Life Among the Voids
by Roman Theodore Brandt
Somewhere on the lake, far down the highway, a gunshot echoed across the water. Birds took off from the trees, their fluttering silhouettes dark against the sunset, and then both my parents were gone. I was completely alone in this world, with no one to shield me from the oncoming voids of death and old age.Sometimes, when I don’t recognize the ghost looking back at me in the mirror, I think of the fireworks on the lake. I think of the whistling right before the explosion, spider webs of light streaking across the sky, the water coated in a thin film of ash and memory. I think of my brother in his hoodie, staring up a night sky that was alive with the burning remains of freedom. He was the fireworks, and I was the ground: bathed in his light, in awe, lucky to be burned by his embers.I think of the ghosts I always assumed were waiting in the woods to haunt someone, too, and I realize that I can relate to them.
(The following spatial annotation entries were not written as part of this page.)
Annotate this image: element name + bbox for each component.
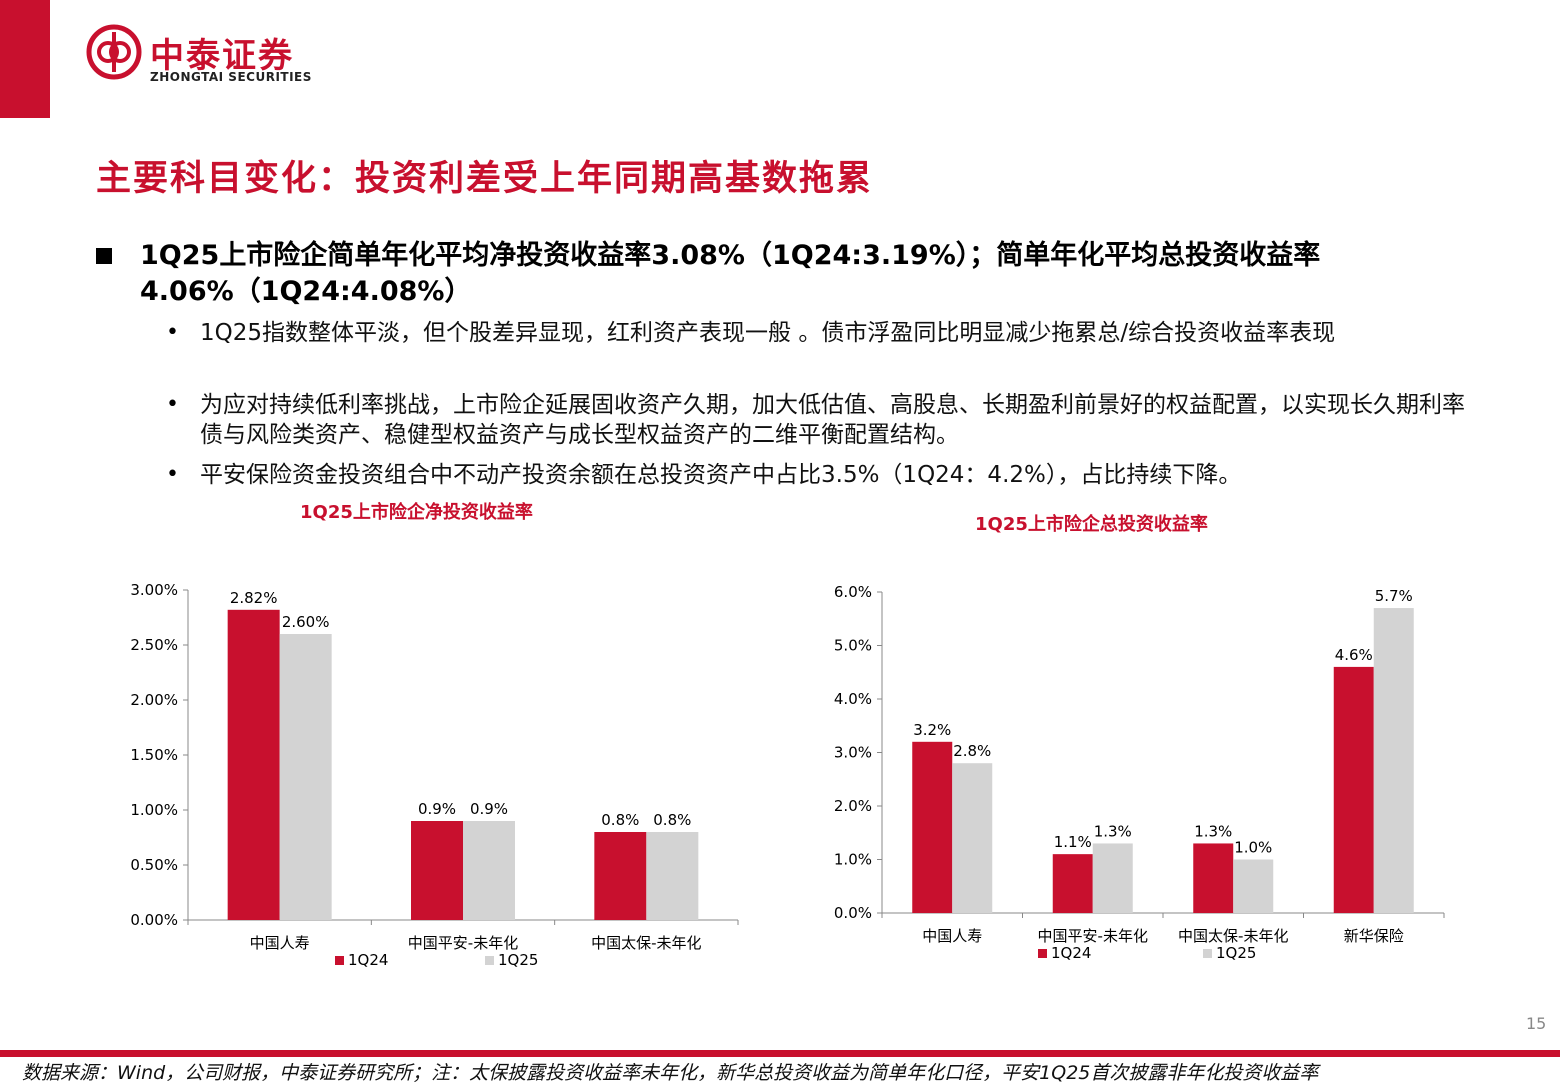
- data-label: 1.0%: [1234, 839, 1272, 857]
- bar-1q24: [227, 609, 280, 920]
- bar-1q25: [463, 821, 515, 920]
- data-label: 0.9%: [418, 800, 456, 818]
- legend-swatch: [1203, 949, 1212, 958]
- page-number: 15: [1526, 1014, 1547, 1033]
- data-label: 3.2%: [913, 721, 951, 739]
- y-tick-label: 1.0%: [834, 851, 872, 869]
- data-label: 0.8%: [653, 811, 691, 829]
- y-tick-label: 3.00%: [130, 581, 178, 599]
- x-tick-label: 中国平安-未年化: [408, 934, 518, 952]
- bullet-dot-icon: •: [166, 392, 179, 417]
- bar-1q24: [1193, 843, 1234, 913]
- legend-label: 1Q24: [348, 951, 388, 969]
- legend-swatch: [485, 956, 494, 965]
- data-label: 2.60%: [282, 613, 330, 631]
- sub-point-1: 1Q25指数整体平淡，但个股差异显现，红利资产表现一般 。债市浮盈同比明显减少拖…: [200, 320, 1336, 346]
- data-label: 1.3%: [1194, 822, 1232, 840]
- data-label: 2.8%: [953, 742, 991, 760]
- square-bullet-icon: [96, 248, 112, 264]
- y-tick-label: 3.0%: [834, 744, 872, 762]
- y-tick-label: 0.0%: [834, 904, 872, 922]
- legend-label: 1Q24: [1051, 944, 1091, 962]
- main-point: 1Q25上市险企简单年化平均净投资收益率3.08%（1Q24:3.19%）；简单…: [140, 240, 1321, 307]
- bullet-dot-icon: •: [166, 320, 179, 345]
- x-tick-label: 中国太保-未年化: [1178, 927, 1288, 945]
- legend-label: 1Q25: [1216, 944, 1256, 962]
- data-label: 5.7%: [1375, 587, 1413, 605]
- x-tick-label: 中国人寿: [922, 927, 982, 945]
- logo-text-cn: 中泰证券: [150, 36, 294, 76]
- bar-1q24: [1333, 666, 1374, 913]
- bar-1q25: [1233, 859, 1274, 913]
- bar-1q24: [1052, 854, 1093, 913]
- data-label: 4.6%: [1335, 646, 1373, 664]
- bar-1q24: [594, 832, 647, 920]
- zhongtai-logo-icon: [86, 24, 142, 80]
- y-tick-label: 1.50%: [130, 746, 178, 764]
- total-yield-chart: 0.0% 1.0% 2.0% 3.0% 4.0% 5.0% 6.0% 中国人寿 中国平安-未年化…: [834, 583, 1445, 962]
- y-tick-label: 0.00%: [130, 911, 178, 929]
- y-tick-label: 5.0%: [834, 637, 872, 655]
- slide-title: 主要科目变化：投资利差受上年同期高基数拖累: [96, 159, 874, 199]
- chart-title-net-yield: 1Q25上市险企净投资收益率: [300, 502, 533, 523]
- header-accent-bar: [0, 0, 50, 118]
- bar-1q25: [279, 634, 332, 920]
- x-tick-label: 新华保险: [1344, 927, 1404, 945]
- data-label: 1.3%: [1094, 822, 1132, 840]
- data-label: 0.8%: [601, 811, 639, 829]
- y-tick-label: 2.0%: [834, 797, 872, 815]
- footer-accent-bar: [0, 1050, 1560, 1057]
- y-tick-label: 0.50%: [130, 856, 178, 874]
- legend-swatch: [335, 956, 344, 965]
- bar-1q25: [1092, 843, 1133, 913]
- legend-label: 1Q25: [498, 951, 538, 969]
- bar-1q24: [411, 821, 463, 920]
- data-label: 2.82%: [230, 589, 278, 607]
- data-label: 1.1%: [1054, 833, 1092, 851]
- net-yield-chart: 0.00% 0.50% 1.00% 1.50% 2.00% 2.50% 3.00% 中国人寿 中…: [130, 581, 739, 969]
- sub-point-2: 为应对持续低利率挑战，上市险企延展固收资产久期，加大低估值、高股息、长期盈利前景…: [200, 392, 1465, 448]
- bar-1q25: [1373, 608, 1414, 913]
- footer-source-note: 数据来源：Wind，公司财报，中泰证券研究所；注：太保披露投资收益率未年化，新华…: [22, 1062, 1319, 1084]
- y-tick-label: 6.0%: [834, 583, 872, 601]
- x-tick-label: 中国太保-未年化: [591, 934, 701, 952]
- bar-1q25: [952, 763, 993, 913]
- x-tick-label: 中国平安-未年化: [1038, 927, 1148, 945]
- logo-text-en: ZHONGTAI SECURITIES: [150, 70, 312, 84]
- legend-swatch: [1038, 949, 1047, 958]
- y-tick-label: 2.00%: [130, 691, 178, 709]
- bar-1q25: [646, 832, 699, 920]
- data-label: 0.9%: [470, 800, 508, 818]
- y-tick-label: 4.0%: [834, 690, 872, 708]
- y-tick-label: 1.00%: [130, 801, 178, 819]
- chart-title-total-yield: 1Q25上市险企总投资收益率: [975, 514, 1208, 535]
- bullet-dot-icon: •: [166, 462, 179, 487]
- x-tick-label: 中国人寿: [250, 934, 310, 952]
- bar-1q24: [912, 741, 953, 913]
- y-tick-label: 2.50%: [130, 636, 178, 654]
- sub-point-3: 平安保险资金投资组合中不动产投资余额在总投资资产中占比3.5%（1Q24：4.2…: [200, 462, 1242, 488]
I haunt the trees around our house, the furniture in our bedroom, the dishes in our kitchen. I stand on the back steps and stare at the trees, and I’m no longer a human, not quite a memory, but somewhere in between, some limbo that I share with Harvey and all his flaws. He’s a gas giant, glowing red and hot in the emptiness, and I am the cold, rocky world that can’t quite escape his gravity. I’m happy here. I’m okay with falling slowly toward the surface, the fiery death of a satellite.I've thought about going back to the lake, but after that year, there were no more fireworks. Eventually, the whole park closed and everyone went home and never came back. All that’s left are the stars overhead, the distant band of the milky way, explosions of white hot heat so far away now that we’ll never know them again.